If the soft-dollar system goes away, smaller buy-sides in “bake-off” competitions with larger firms will be tripped up on the question of how they pay for research, and many will be forced to either be folded into a larger organization or close their doors. “You could see a part of the ecosystem wiped out,” he noted.
Vedder said MiFID II is having a “butterfly effect”, where a localized change in a complex system causes large effects elsewhere.
Lori Hoch is Chief Operating Officer of $3 billion manager Cortina Asset Management, which operates in the U.S. only. She said one of Cortina’s clients, a large institutional asset owner, has said Cortina must comply with the MiFID II standards that investment firms who operate in Europe are meeting, or risk being cut.

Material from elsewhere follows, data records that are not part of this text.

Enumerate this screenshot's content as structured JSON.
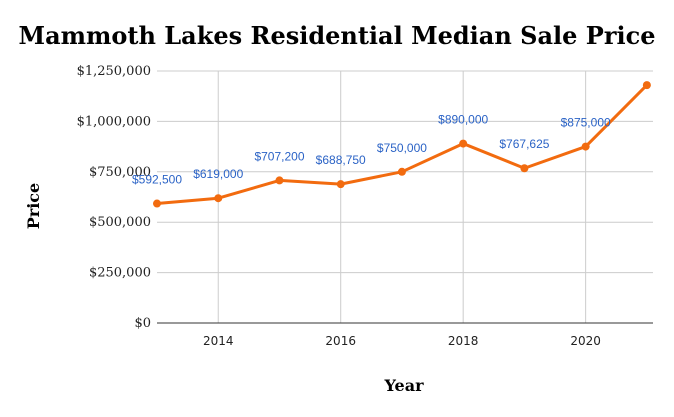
{
  "chart_data": {
    "type": "line",
    "title": "Mammoth Lakes Residential Median Sale Price",
    "xlabel": "Year",
    "ylabel": "Price",
    "x": [
      2013,
      2014,
      2015,
      2016,
      2017,
      2018,
      2019,
      2020,
      2021
    ],
    "series": [
      {
        "values": [
          592500,
          619000,
          707200,
          688750,
          750000,
          890000,
          767625,
          875000,
          1180000
        ],
        "data_labels": [
          "$592,500",
          "$619,000",
          "$707,200",
          "$688,750",
          "$750,000",
          "$890,000",
          "$767,625",
          "$875,000",
          ""
        ]
      }
    ],
    "xticks": [
      2014,
      2016,
      2018,
      2020
    ],
    "xtick_labels": [
      "2014",
      "2016",
      "2018",
      "2020"
    ],
    "yticks": [
      0,
      250000,
      500000,
      750000,
      1000000,
      1250000
    ],
    "ytick_labels": [
      "$0",
      "$250,000",
      "$500,000",
      "$750,000",
      "$1,000,000",
      "$1,250,000"
    ],
    "xlim": [
      2013,
      2021.1
    ],
    "ylim": [
      0,
      1250000
    ],
    "grid": true,
    "legend": "none",
    "colors": {
      "line": "#f26b0f",
      "data_label": "#2b63c6",
      "grid": "#cccccc",
      "axis": "#333333"
    }
  }
}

Pension funds and other institutional asset owners at the top of the food chain can sometimes indicate a willingness to chip in to pay for research, “but it doesn’t always come out that way,” said Healthy Markets Executive Director Tyler Gellasch, who moderated the panel. “The challenge is asking how much and what is their budget.”
Panelists noted that for now, MiFID II standards are being implemented at the client level. The U.S. Securities and Exchange Commission will ultimately hold sway on what happens from a top-down perspective; panelists said ideally the SEC will push back on some MiFID standards and work to develop a compromise framework that’s less onerous for smaller firms.